Circulação em festivais amplia o alcance do filme
Além da sessão em Brasília e das exibições em Portugal marcadas para fevereiro, o filme vem sendo exibido em salas e festivais mundo afora. Em janeiro, integrará a programação do Film Invasion Lima, no Peru, com exibição marcada para o dia 17. O longa também será exibido em São Paulo, no All That Moves International Film Festival, no dia 11 de abril. No ano passado, o filme também teve passagem por mostras e festivais como Brazil New Visions Film Fest e o Pupila Film Festival.

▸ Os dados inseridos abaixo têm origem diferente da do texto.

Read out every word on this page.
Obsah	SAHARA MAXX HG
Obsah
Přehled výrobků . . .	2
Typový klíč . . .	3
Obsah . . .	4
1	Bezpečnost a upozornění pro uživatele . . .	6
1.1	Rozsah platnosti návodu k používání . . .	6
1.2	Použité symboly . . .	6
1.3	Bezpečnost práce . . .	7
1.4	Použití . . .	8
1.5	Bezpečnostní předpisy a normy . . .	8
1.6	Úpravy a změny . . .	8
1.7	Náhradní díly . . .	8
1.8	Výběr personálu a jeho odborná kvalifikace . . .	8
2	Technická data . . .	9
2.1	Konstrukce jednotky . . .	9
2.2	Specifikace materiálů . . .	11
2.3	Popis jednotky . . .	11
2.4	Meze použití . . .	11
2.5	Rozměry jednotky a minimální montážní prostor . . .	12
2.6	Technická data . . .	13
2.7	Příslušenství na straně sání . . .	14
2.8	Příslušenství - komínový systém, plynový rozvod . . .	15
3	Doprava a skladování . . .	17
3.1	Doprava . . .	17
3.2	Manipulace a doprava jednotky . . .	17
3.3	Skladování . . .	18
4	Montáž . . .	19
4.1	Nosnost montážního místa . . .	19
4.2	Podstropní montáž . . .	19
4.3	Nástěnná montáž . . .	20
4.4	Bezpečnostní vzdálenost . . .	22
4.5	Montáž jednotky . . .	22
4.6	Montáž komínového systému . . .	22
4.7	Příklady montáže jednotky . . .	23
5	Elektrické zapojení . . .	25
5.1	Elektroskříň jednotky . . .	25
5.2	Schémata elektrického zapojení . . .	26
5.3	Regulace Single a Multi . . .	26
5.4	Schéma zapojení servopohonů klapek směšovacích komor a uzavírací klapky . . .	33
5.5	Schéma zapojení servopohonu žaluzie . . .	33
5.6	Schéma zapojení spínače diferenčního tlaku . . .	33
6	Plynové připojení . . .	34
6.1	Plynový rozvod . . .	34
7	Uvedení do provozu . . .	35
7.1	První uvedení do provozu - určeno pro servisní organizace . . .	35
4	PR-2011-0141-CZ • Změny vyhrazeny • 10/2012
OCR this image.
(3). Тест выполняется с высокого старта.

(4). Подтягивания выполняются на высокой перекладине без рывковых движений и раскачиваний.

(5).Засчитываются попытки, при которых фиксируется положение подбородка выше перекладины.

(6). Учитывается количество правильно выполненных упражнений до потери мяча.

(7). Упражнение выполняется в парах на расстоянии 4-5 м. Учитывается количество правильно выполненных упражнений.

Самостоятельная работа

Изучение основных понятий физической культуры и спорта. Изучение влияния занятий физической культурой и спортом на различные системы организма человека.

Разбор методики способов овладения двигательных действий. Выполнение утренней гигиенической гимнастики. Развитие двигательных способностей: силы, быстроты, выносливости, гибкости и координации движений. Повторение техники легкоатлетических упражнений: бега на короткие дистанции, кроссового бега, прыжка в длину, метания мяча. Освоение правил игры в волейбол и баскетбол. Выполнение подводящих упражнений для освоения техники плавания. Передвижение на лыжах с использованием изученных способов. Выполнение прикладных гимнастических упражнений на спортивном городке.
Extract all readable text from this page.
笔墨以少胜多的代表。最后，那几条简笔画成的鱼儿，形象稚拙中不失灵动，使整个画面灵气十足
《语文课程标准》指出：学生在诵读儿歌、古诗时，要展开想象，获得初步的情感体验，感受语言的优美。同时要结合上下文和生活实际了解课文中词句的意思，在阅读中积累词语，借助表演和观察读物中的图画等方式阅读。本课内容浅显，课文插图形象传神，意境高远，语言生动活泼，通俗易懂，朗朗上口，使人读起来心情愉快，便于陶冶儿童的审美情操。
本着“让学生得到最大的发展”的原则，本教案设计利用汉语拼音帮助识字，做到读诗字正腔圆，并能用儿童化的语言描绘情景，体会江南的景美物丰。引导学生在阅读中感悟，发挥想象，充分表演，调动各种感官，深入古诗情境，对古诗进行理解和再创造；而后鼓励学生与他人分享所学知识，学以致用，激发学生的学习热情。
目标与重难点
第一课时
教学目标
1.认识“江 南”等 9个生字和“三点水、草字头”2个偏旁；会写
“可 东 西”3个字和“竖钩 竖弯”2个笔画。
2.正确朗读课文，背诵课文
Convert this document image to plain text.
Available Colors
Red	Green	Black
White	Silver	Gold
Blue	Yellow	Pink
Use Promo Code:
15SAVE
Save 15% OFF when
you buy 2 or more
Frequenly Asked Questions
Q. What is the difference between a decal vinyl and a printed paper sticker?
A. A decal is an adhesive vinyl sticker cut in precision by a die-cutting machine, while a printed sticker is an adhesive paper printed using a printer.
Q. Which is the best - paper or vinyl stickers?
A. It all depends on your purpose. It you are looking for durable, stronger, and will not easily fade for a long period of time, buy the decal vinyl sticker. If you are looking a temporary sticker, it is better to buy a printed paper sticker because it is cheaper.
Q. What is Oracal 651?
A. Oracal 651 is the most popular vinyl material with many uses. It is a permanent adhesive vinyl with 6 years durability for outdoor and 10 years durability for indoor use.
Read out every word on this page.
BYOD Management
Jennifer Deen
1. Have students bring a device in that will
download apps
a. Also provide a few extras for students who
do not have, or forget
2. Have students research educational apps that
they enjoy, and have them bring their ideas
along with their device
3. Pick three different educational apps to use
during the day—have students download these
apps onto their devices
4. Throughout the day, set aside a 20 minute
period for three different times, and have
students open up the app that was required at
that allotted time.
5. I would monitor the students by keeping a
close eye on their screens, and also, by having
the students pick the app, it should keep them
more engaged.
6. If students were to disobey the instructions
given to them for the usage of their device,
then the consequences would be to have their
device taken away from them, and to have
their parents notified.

SINOPSE: Em Lisboa, o carnaval de rua floresce como manifestação de identidade e resistência cultural. Grupos como Baque do Tejo, Baque Mulher, Palhinha Maluca, Lisbloco e Pandeiro LX mantêm viva a tradição brasileira em território estrangeiro, enfrentando desafios como a ausência de regulamentação da arte de rua e o peso de exigências burocráticas. Entre ensaios, reuniões políticas e a vibração dos desfiles, o documentário acompanha músicos e artistas imigrantes que transformam tambores, pífanos e pandeiros em instrumentos de luta, criando novas formas de pertencimento, memória e comunidade.
FICHA TÉCNICA:
Direção, produção e roteiro: Rodrigo Resende Coutinho
Assistência de produção: Ana Paula Andrade e Larissa Malty
Direção de fotografia, cinegrafistas e som direto: Rodrigo Resende Coutinho
Câmeras adicionais: Larissa Malty e Roni Sousa
Elenco: Alice Caetano, Cynthia Bravo, Diogo Presuntinho, Ely Janoville, Fabrício Soares, Heloise Medeiros, José Neto, Júlio Brechó e Juninho Ibituruna
Grupos: Baque do Tejo, Baque Mulher, Lisbloco, Palhinha Maluca, Pandeiro LX e Roda de Santo
Montagem e pós-produção: Rodrigo Resende Coutinho
Supervisão de áudio: Guilherme Resende
Foto still: Nina Bufferli Barbosa
SERVIÇO:
“Na Minha Terra, Carnaval é Religião” no Cine Brasília
Data: 6 de fevereiro de 2026 (sexta-feira)
Local: Cine Brasília - Entrequadra Sul 106/107 (EQS 106/107), Asa Sul, Brasília
19h30 - Apresentação do Batuque da Orquestra Alada Trovão da Mata (Seu Estrelo)
20h - Início da sessão
Ingressos: R$ 10 (inteira) | R$ 5 (meia)
83 minutos. Livre.
SOBRE RODRIGO RESENDE COUTINHO:
Rodrigo Resende Coutinho transita entre Direção de Fotografia, Edição e Desenho de Som há mais de 15 anos. Fundador da produtora Lab 61 Audiovisual, desenvolve uma assinatura multissensorial em documentários, curtas, videoclipes e publicidades, com um trabalho que dialoga continuamente com sua experiência musical como multi-instrumentista. Assina a direção de fotografia e/ou montagem de obras recentes como “Coração de Mar” (2024), “Memórias do 25 de Abril – 50 anos da Revolução dos Cravos” (2024), além do som direto de “Feldsher” (2024) e “O Sótão” (2024); foi diretor de fotografia e editor de “Despertador” (2023), “O que Transborda” (2022), “O Sonho de Joel” (2022) e “Linha do Tempo do Nico” (2022), e também dirigiu e editou “Mostra Afro Cena de Teatro” (2018) e “Circulou 10 Anos – Por um festival sustentável” (2016), entre outros trabalhos. Em “Na Minha Terra, Carnaval é Religião”, realiza seu primeiro longa documental como diretor, reafirmando um percurso em que imagem e som se entrelaçam como narrativa.